Beberapa minggu belakangan ini, seringkali saya mendengar beberapa pihak mengemukakan bahwa untuk mempercepat pemberdayaan sektor pertanian diperlukan adanya satu lembaga pembiayaan/keuangan khusus membiayai kegiatan usaha sektor-sektor produktif pertanian, terutama bagi usaha pertanian produktif skala mikro dan kecil. Lembaga tersebut, menurut mereka, mengadopsi model pembiayaan perbankan namun hanya terbatas bagi pertanian, tidak pada sektor-sektor lain sebagaimana umumnya perbankan yang ada saat ini. Usulan ini menarik, mengingat secara rata-rata penyaluran pembiayaan/kredit pertanian dibanding sektor lain (perdagangan, konstruksi, jasa dll) masih cukup rendah, yaitu hanya sekira dibawah 10%. Salah satu penyebabnya adalah karena pembiayaan kegiatan usaha pertanian, bila dilihat dari sisi risiko pembiayaannya, relatif lebih besar ketimbang sektor lain. Sehingga, bagi perbankan hal ini menjadi acuan mendasar sebelum memutus kredit, selain masalah collateral (agunan).

Wacana pembentukan bank pertanian sendiri sebenarnya bukan hal baru. Beberapa waktu lalu (1988), Bank Agroniaga yang dibentuk oleh BUMN Perkebunan Nusantara dan sebagaimana visinya Bank ini ditujukan untuk mengembangkan sektor agribisnis sebagai fokus utamanya, walaupun secara umum terjun pada sektor lainnya. Dan, juga telah banyak publikasi yang mengulas peran pentingnya Bank Pertanian seperti halnya disini.

Lalu, belakangan muncul lagi "wacana" pembentukan Bank UKM oleh Meneg. Koperasi dan UKM. Walaupun tidak secara spesifik fokus pada sektor pertanian, Bank UKM ini (katanya) hanya akan melayani pembiayaan bagi usaha mikro, kecil dan koperasi yang bergerak pada usaha produktif pada semua sektor ekonomi. Bahkan, "embrio" Bank UKM ini telah dibentuk oleh Meneg. Kop dan UKM, yaitu Lembaga Pengelolaan Dana Bergulir (LPDB). Bahkan, katanya, pembentukan Bank ini akan dilaksanakan pada waktu dekat. (Ini akan saya bahas pada tulisan berikutnya)

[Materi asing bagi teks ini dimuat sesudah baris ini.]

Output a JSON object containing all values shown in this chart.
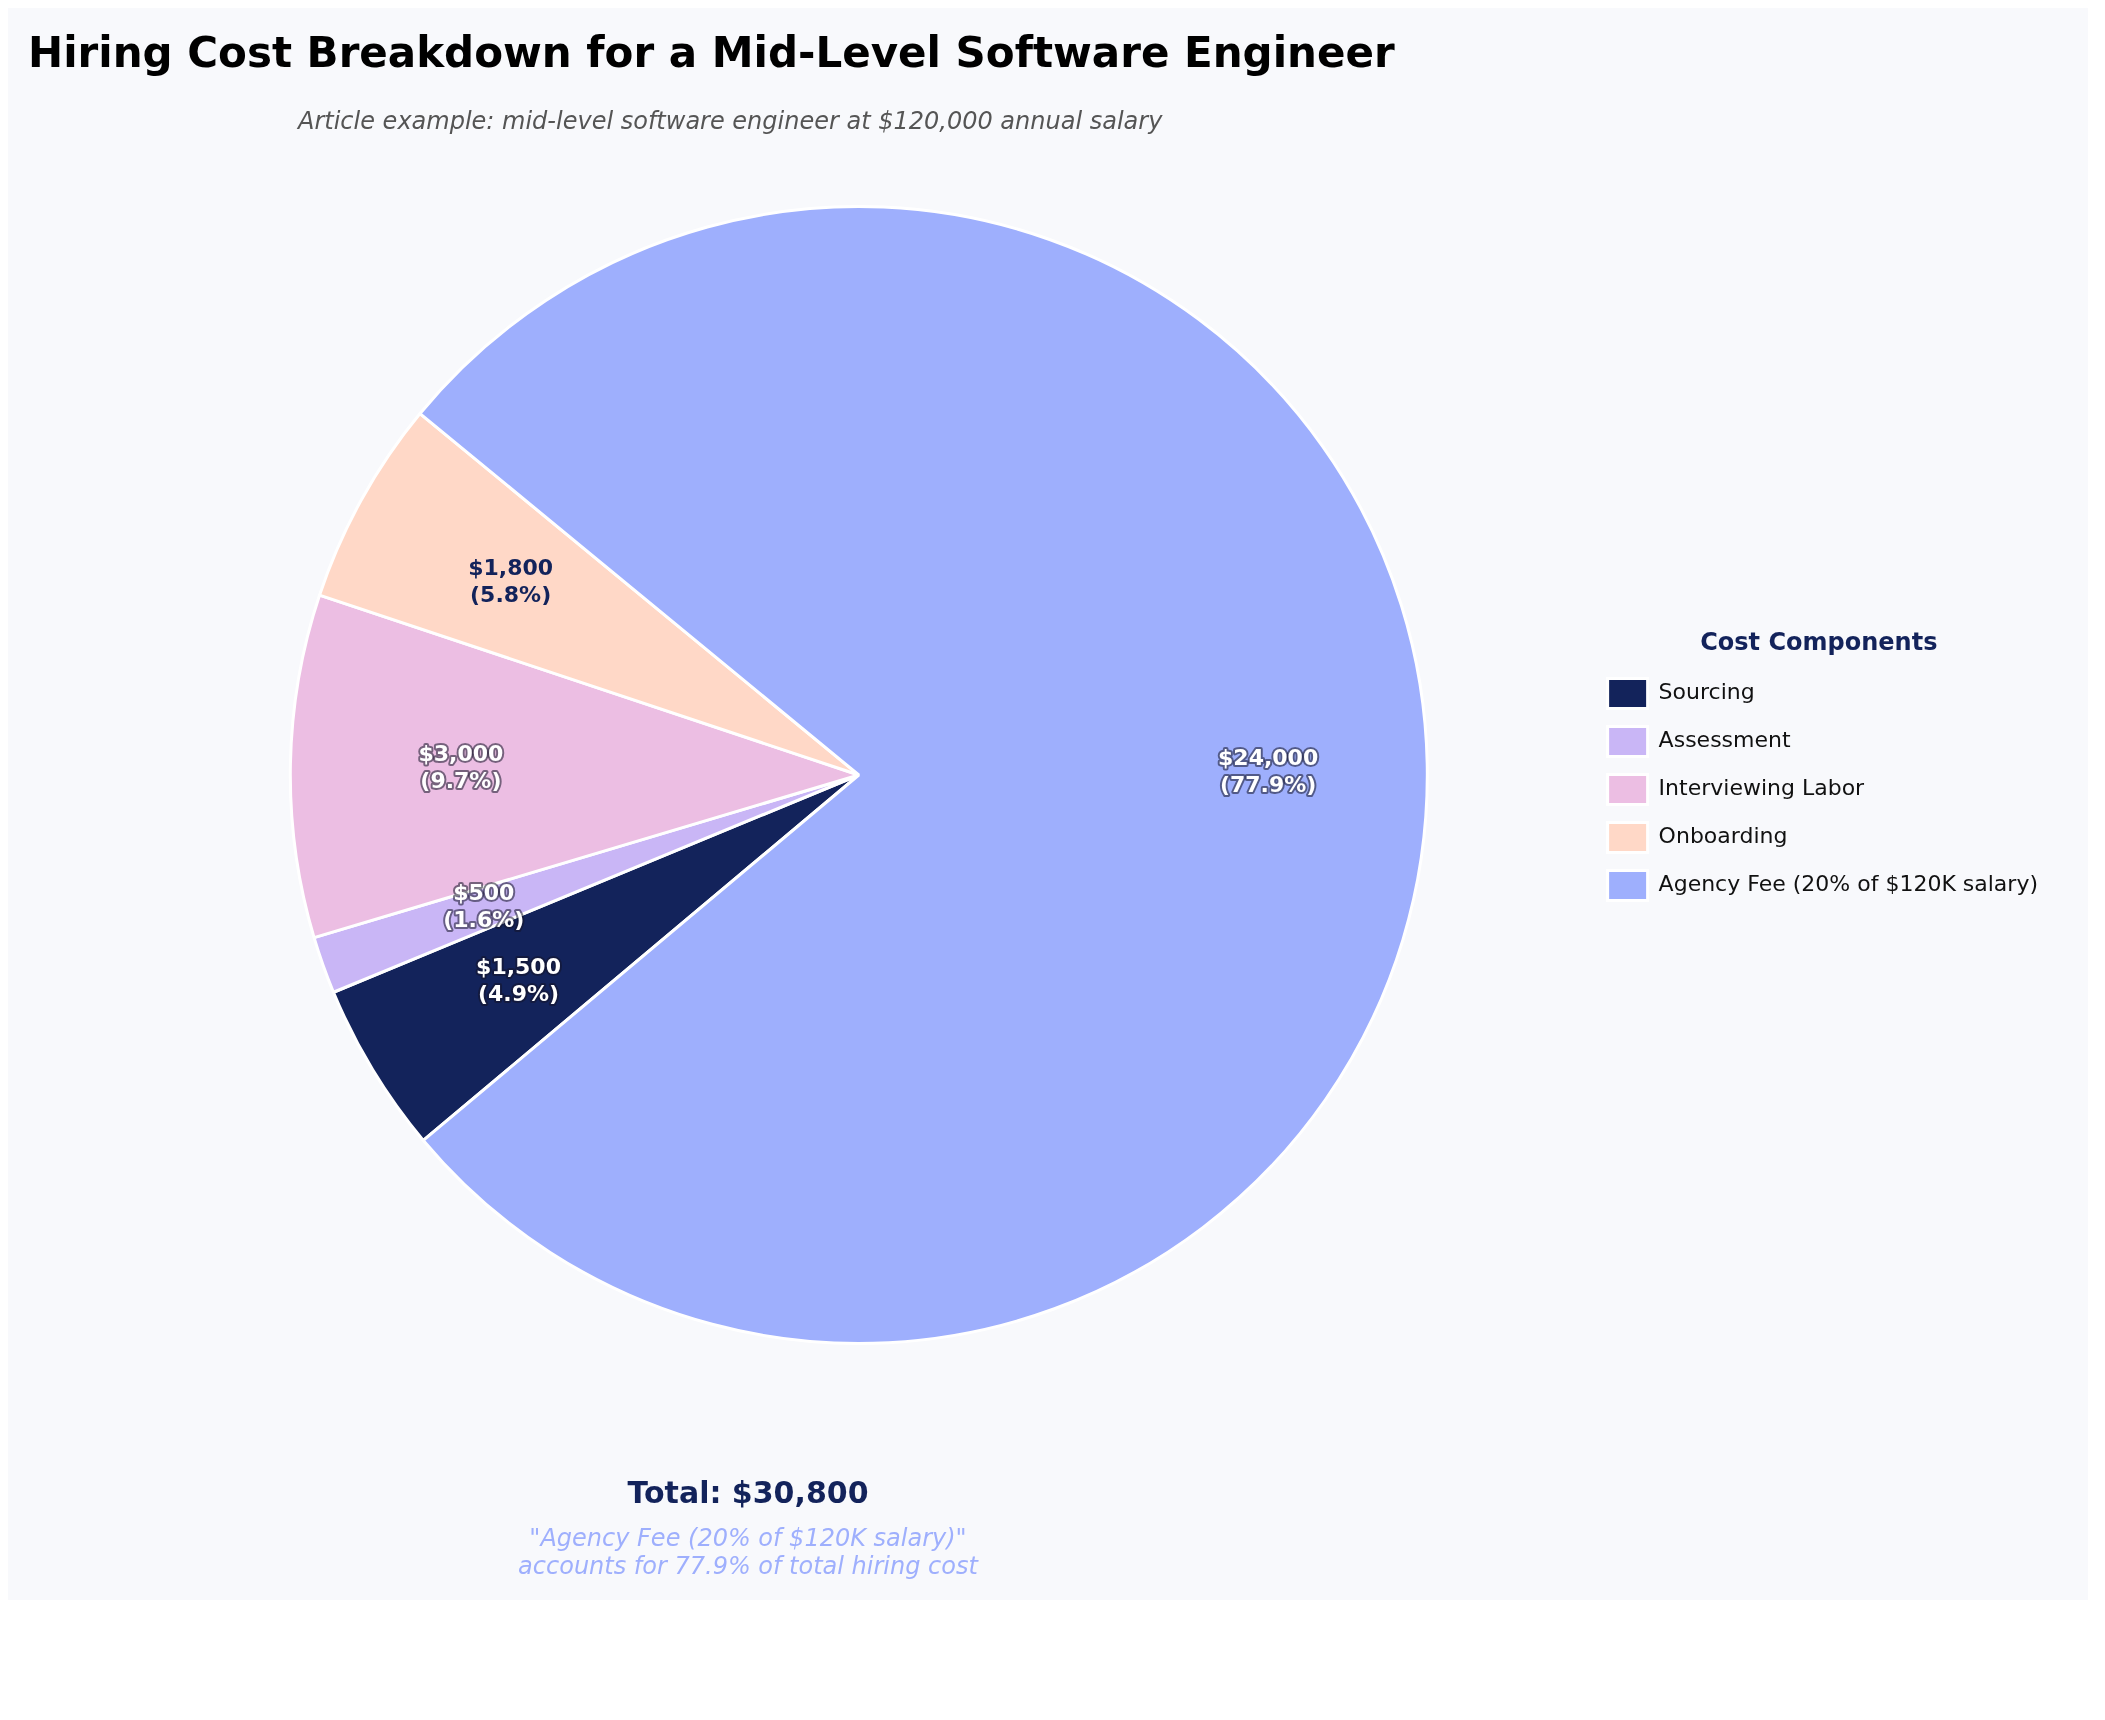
{
  "chart_data": {
    "type": "pie",
    "title": "Hiring Cost Breakdown for a Mid-Level Software Engineer",
    "subtitle": "Article example: mid-level software engineer at $120,000 annual salary",
    "legend_title": "Cost Components",
    "legend": "right",
    "categories": [
      "Sourcing",
      "Assessment",
      "Interviewing Labor",
      "Onboarding",
      "Agency Fee (20% of $120K salary)"
    ],
    "values": [
      1500,
      500,
      3000,
      1800,
      24000
    ],
    "colors": [
      "#13235b",
      "#c9b6f6",
      "#ecbee3",
      "#ffd8c7",
      "#9eaffd"
    ],
    "value_labels": [
      "$1,500\n(4.9%)",
      "$500\n(1.6%)",
      "$3,000\n(9.7%)",
      "$1,800\n(5.8%)",
      "$24,000\n(77.9%)"
    ],
    "annotations": [
      "Total: $30,800",
      "\"Agency Fee (20% of $120K salary)\"\naccounts for 77.9% of total hiring cost"
    ]
  }
}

Mengapa pertanian, terutama bagi pelaku usaha mikro dan kecil, menjadi begitu penting sehingga perlu diperlakukan secara "khusus"? Banyak alasan yang dapat dipaparkan untuk menjawab pertanyaan ini, dan mungkin ruang blog ini tidak akan cukup memaparkan hal itu. Beberapa diantaranya, dan yang paling prinsipil adalah karena sektor pertanian merupakan kegiatan yang paling sesuai dengan kondisi geografis dan tipikal bangsa ini sejak dulu. Namun, pada saat bersamaan, potensi ini cenderung kurang mendapat perhatian, terutama dari sisi pembiayaan. Memang, setiap tahun Pemerintah selalu mengalokasikan anggaran bagi pengembangan usaha pertanian, baik berupa subsidi maupun bantuan langsung dalam bentuk dana dan alat2 pertanian (alsintan).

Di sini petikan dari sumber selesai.